The emulsion and nucleic acid composition may be administered with or without an antigen or with or without an anti-microbial agent. As used herein, an anti-microbial agent refers to agents other than the immunostimulatory nucleic acids of the invention. Accordingly, such anti-microbial agents may be referred to as non-nucleic acid anti-microbial agents, intending that they are distinct from the immunostimulatory nucleic acids of the invention. In some embodiments, the anti-microbial agents are administered in routes independent of the route of administration of the immunostimulatory nucleic acids. The anti-microbial agent may be an anti-bacterial agent, an anti-viral agent, and anti-fungal agent or an anti-parasitic agent.
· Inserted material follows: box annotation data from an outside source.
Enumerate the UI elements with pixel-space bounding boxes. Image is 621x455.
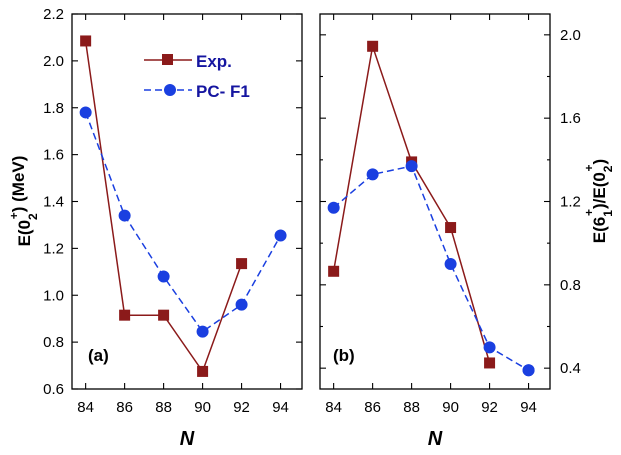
legend-theory-marker (164, 84, 176, 96)
panel-b-ylabel-part-4: 2 (601, 165, 615, 172)
legend-theory-label: PC- F1 (196, 82, 250, 101)
panel-a-point-exp (119, 309, 131, 321)
panel-a-ytick-label: 1.4 (43, 194, 64, 211)
panel-b-ylabel-part-0: E(6 (590, 217, 609, 243)
panel-a-xtick-label: 84 (77, 399, 94, 416)
panel-a-ylabel-sup: + (7, 212, 21, 219)
panel-b-xtick-label: 84 (325, 399, 342, 416)
panel-a-ticks: 84 86 88 90 92 94 0.6 0.8 1.0 1.2 1.4 1.6 1.8 2.0 2.2 (43, 6, 302, 416)
panel-b-label: (b) (333, 346, 355, 365)
panel-a-xtick-label: 90 (194, 399, 211, 416)
panel-a-ytick-label: 0.6 (43, 381, 64, 398)
panel-b-point-exp (445, 222, 457, 234)
panel-b-ylabel-part-2: + (582, 209, 596, 216)
panel-b-point-exp (367, 40, 379, 52)
legend-exp-label: Exp. (196, 52, 232, 71)
panel-a-series (79, 35, 287, 377)
panel-b: 84 86 88 90 92 94 0.4 0.8 1.2 1.6 2.0 (b) E(61 +)/E… (319, 13, 615, 450)
panel-b-point-pcf1 (327, 201, 340, 214)
panel-a-series-line-pcf1 (84, 112, 282, 333)
panel-a-ylabel-main: E(0 (15, 220, 34, 246)
panel-a-xtick-label: 94 (272, 399, 289, 416)
panel-b-ytick-label: 0.8 (560, 277, 581, 294)
panel-a-ytick-label: 0.8 (43, 334, 64, 351)
panel-b-xlabel: N (428, 428, 443, 450)
panel-b-xtick-label: 94 (520, 399, 537, 416)
panel-b-point-exp (484, 357, 496, 369)
panel-b-xtick-label: 88 (403, 399, 420, 416)
panel-b-ytick-label: 1.6 (560, 110, 581, 127)
panel-b-ticks: 84 86 88 90 92 94 0.4 0.8 1.2 1.6 2.0 (320, 14, 581, 416)
panel-a-point-pcf1 (118, 209, 131, 222)
panel-a-xtick-label: 92 (233, 399, 250, 416)
panel-b-point-pcf1 (366, 168, 379, 181)
panel-a-point-pcf1 (235, 298, 248, 311)
panel-b-ylabel-part-3: )/E(0 (590, 172, 609, 209)
panel-a-xtick-label: 88 (155, 399, 172, 416)
panel-a-label: (a) (88, 346, 109, 365)
panel-b-ytick-label: 2.0 (560, 27, 581, 44)
panel-a-ylabel-tail: ) (MeV) (9, 156, 28, 213)
panel-b-xtick-label: 86 (364, 399, 381, 416)
panel-b-point-pcf1 (444, 258, 457, 270)
panel-a-ytick-label: 2.2 (43, 6, 64, 23)
panel-b-xtick-label: 92 (481, 399, 498, 416)
panel-a: 84 86 88 90 92 940.60.81.01.21.41.61.82.02.2 … (7, 6, 303, 450)
panel-a-ytick-label: 2.0 (43, 53, 64, 70)
panel-a-ytick-label: 1.8 (43, 100, 64, 117)
legend: Exp. PC- F1 (144, 52, 250, 101)
panel-b-point-exp (328, 265, 340, 277)
panel-a-ytick-label: 1.2 (43, 240, 64, 257)
panel-b-ytick-label: 1.2 (560, 194, 581, 211)
panel-b-ylabel: E(61 +)/E(02 +) (582, 159, 615, 243)
panel-b-series-line-pcf1 (333, 165, 529, 371)
panel-b-point-pcf1 (405, 160, 418, 173)
panel-b-point-pcf1 (522, 364, 535, 377)
panel-a-point-exp (236, 258, 248, 270)
panel-a-point-pcf1 (157, 270, 170, 283)
panel-a-xtick-label: 86 (116, 399, 133, 416)
panel-b-ylabel-part-6: ) (590, 159, 609, 165)
panel-a-ylabel-sub: 2 (26, 213, 40, 220)
panel-a-point-pcf1 (79, 106, 92, 119)
panel-b-ytick-label: 0.4 (560, 360, 581, 377)
panel-b-xtick-label: 90 (442, 399, 459, 416)
panel-a-point-exp (158, 309, 170, 321)
panel-a-point-exp (197, 365, 209, 377)
panel-a-frame (71, 13, 303, 390)
panel-b-point-pcf1 (483, 341, 496, 354)
panel-b-series-line-exp (332, 46, 491, 364)
legend-exp-marker (162, 54, 173, 65)
panel-a-xlabel: N (180, 428, 195, 450)
panel-a-point-pcf1 (274, 229, 287, 242)
panel-a-point-exp (80, 35, 92, 47)
panel-a-ytick-label: 1.6 (43, 147, 64, 164)
panel-b-ylabel-part-5: + (582, 164, 596, 171)
panel-a-point-pcf1 (196, 325, 209, 338)
panel-a-ytick-label: 1.0 (43, 287, 64, 304)
panel-a-ylabel: E(02 +) (MeV) (7, 156, 40, 247)
panel-b-series (327, 40, 535, 377)
panel-b-ylabel-part-1: 1 (601, 210, 615, 217)
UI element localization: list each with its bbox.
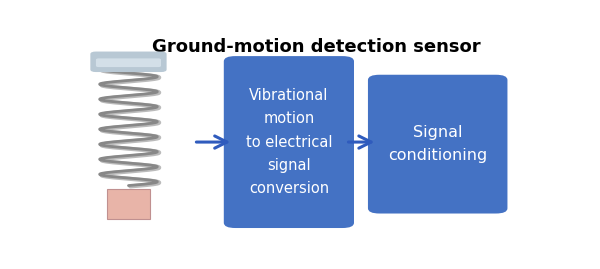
FancyBboxPatch shape [368,75,508,214]
FancyBboxPatch shape [224,56,354,228]
FancyBboxPatch shape [107,189,151,219]
Text: Vibrational
motion
to electrical
signal
conversion: Vibrational motion to electrical signal … [245,88,332,196]
FancyBboxPatch shape [96,58,161,67]
FancyBboxPatch shape [91,52,167,72]
Text: Ground-motion detection sensor: Ground-motion detection sensor [152,38,481,56]
Text: Signal
conditioning: Signal conditioning [388,125,487,163]
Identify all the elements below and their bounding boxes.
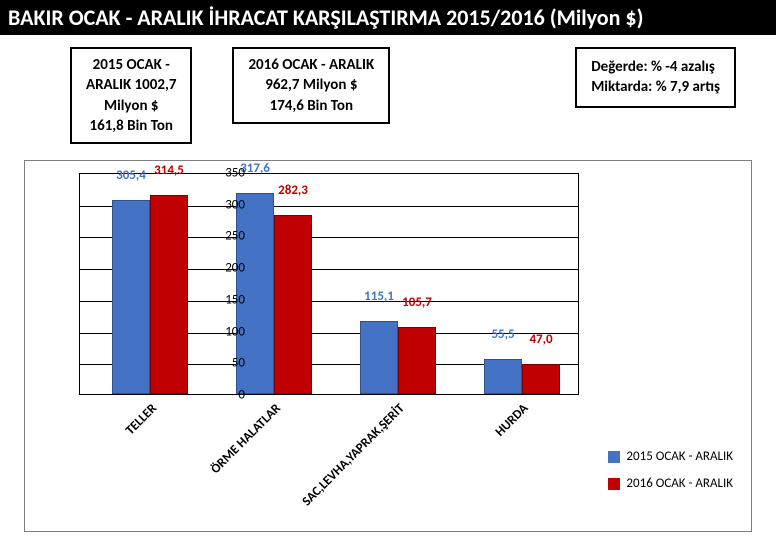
- legend: 2015 OCAK - ARALIK 2016 OCAK - ARALIK: [608, 437, 733, 503]
- title-text: BAKIR OCAK - ARALIK İHRACAT KARŞILAŞTIRM…: [8, 4, 643, 31]
- bar-2016: [274, 215, 312, 394]
- chart-container: 305,4314,5317,6282,3115,1105,755,547,0 2…: [24, 160, 752, 532]
- info-line: 161,8 Bin Ton: [90, 117, 173, 135]
- bar-value-label: 47,0: [511, 332, 571, 347]
- y-tick-label: 150: [205, 292, 245, 307]
- info-line: 962,7 Milyon $: [265, 76, 357, 94]
- bar-2015: [484, 359, 522, 394]
- page-title: BAKIR OCAK - ARALIK İHRACAT KARŞILAŞTIRM…: [0, 0, 776, 35]
- bar-2015: [360, 321, 398, 394]
- y-tick-label: 50: [205, 356, 245, 371]
- info-box-2015: 2015 OCAK - ARALIK 1002,7 Milyon $ 161,8 Bi…: [70, 47, 192, 144]
- info-line: Milyon $: [104, 97, 159, 115]
- y-tick-label: 250: [205, 229, 245, 244]
- info-row: 2015 OCAK - ARALIK 1002,7 Milyon $ 161,8 Bi…: [0, 35, 776, 160]
- info-line: Değerde: % -4 azalış: [591, 58, 715, 76]
- bar-value-label: 282,3: [263, 183, 323, 198]
- legend-item: 2016 OCAK - ARALIK: [608, 476, 733, 491]
- legend-swatch: [608, 451, 620, 463]
- x-tick-label: SAC,LEVHA,YAPRAK,ŞERİT: [299, 401, 407, 509]
- info-line: Miktarda: % 7,9 artış: [591, 78, 720, 96]
- x-tick-label: TELLER: [123, 401, 160, 438]
- info-line: 2016 OCAK - ARALIK: [248, 56, 374, 74]
- legend-label: 2015 OCAK - ARALIK: [626, 449, 733, 464]
- bar-value-label: 314,5: [139, 163, 199, 178]
- bar-2016: [398, 327, 436, 394]
- bar-2015: [112, 200, 150, 394]
- y-tick-label: 200: [205, 261, 245, 276]
- y-tick-label: 300: [205, 197, 245, 212]
- y-tick-label: 100: [205, 324, 245, 339]
- x-tick-label: ÖRME HALATLAR: [208, 401, 284, 477]
- bar-value-label: 105,7: [387, 295, 447, 310]
- plot-area: 305,4314,5317,6282,3115,1105,755,547,0: [79, 173, 579, 395]
- info-line: 174,6 Bin Ton: [270, 97, 353, 115]
- info-line: 2015 OCAK -: [93, 56, 170, 74]
- legend-swatch: [608, 478, 620, 490]
- y-tick-label: 0: [205, 388, 245, 403]
- legend-item: 2015 OCAK - ARALIK: [608, 449, 733, 464]
- x-tick-label: HURDA: [493, 401, 532, 440]
- bar-2016: [522, 364, 560, 394]
- legend-label: 2016 OCAK - ARALIK: [626, 476, 733, 491]
- bar-2016: [150, 195, 188, 394]
- info-line: ARALIK 1002,7: [86, 76, 176, 94]
- info-box-2016: 2016 OCAK - ARALIK 962,7 Milyon $ 174,6 Bi…: [232, 47, 390, 124]
- info-box-change: Değerde: % -4 azalış Miktarda: % 7,9 artı…: [575, 47, 736, 108]
- y-tick-label: 350: [205, 166, 245, 181]
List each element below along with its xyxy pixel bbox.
In some embodiments the anti-viral agent is selected from the group consisting of Acemannan; Acyclovir; Acyclovir Sodium; Adefovir; Alovudine; Alvircept Sudotox; Amantadine Hydrochloride; Aranotin; Arildone; Atevirdine Mesylate; Avridine; Cidofovir; Cipamfylline; Cytarabine Hydrochloride; Delavirdine Mesylate; Desciclovir; Didanosine; Disoxaril; Edoxudine; Enviradene; Enviroxime; Famciclovir; Famotine Hydrochloride; Fiacitabine; Fialuridine; Fosarilate; Foscarnet Sodium; Fosfonet Sodium; Ganciclovir; Ganciclovir Sodium; Idoxuridine; Kethoxal; Lamivudine; Lobucavir; Memotine Hydrochloride; Methisazone; Nevirapine; Penciclovir; Pirodavir; Ribavirin; Rimantadine Hydrochloride; Saquinavir Mesylate; Somantadine Hydrochloride; Sorivudine; Statolon; Stavudine; Tilorone Hydrochloride; Trifluridine; Valacyclovir Hydrochloride; Vidarabine; Vidarabine Phosphate; Vidarabine Sodium Phosphate; Viroxime; Zalcitabine; Zidovudine; and Zinviroxime.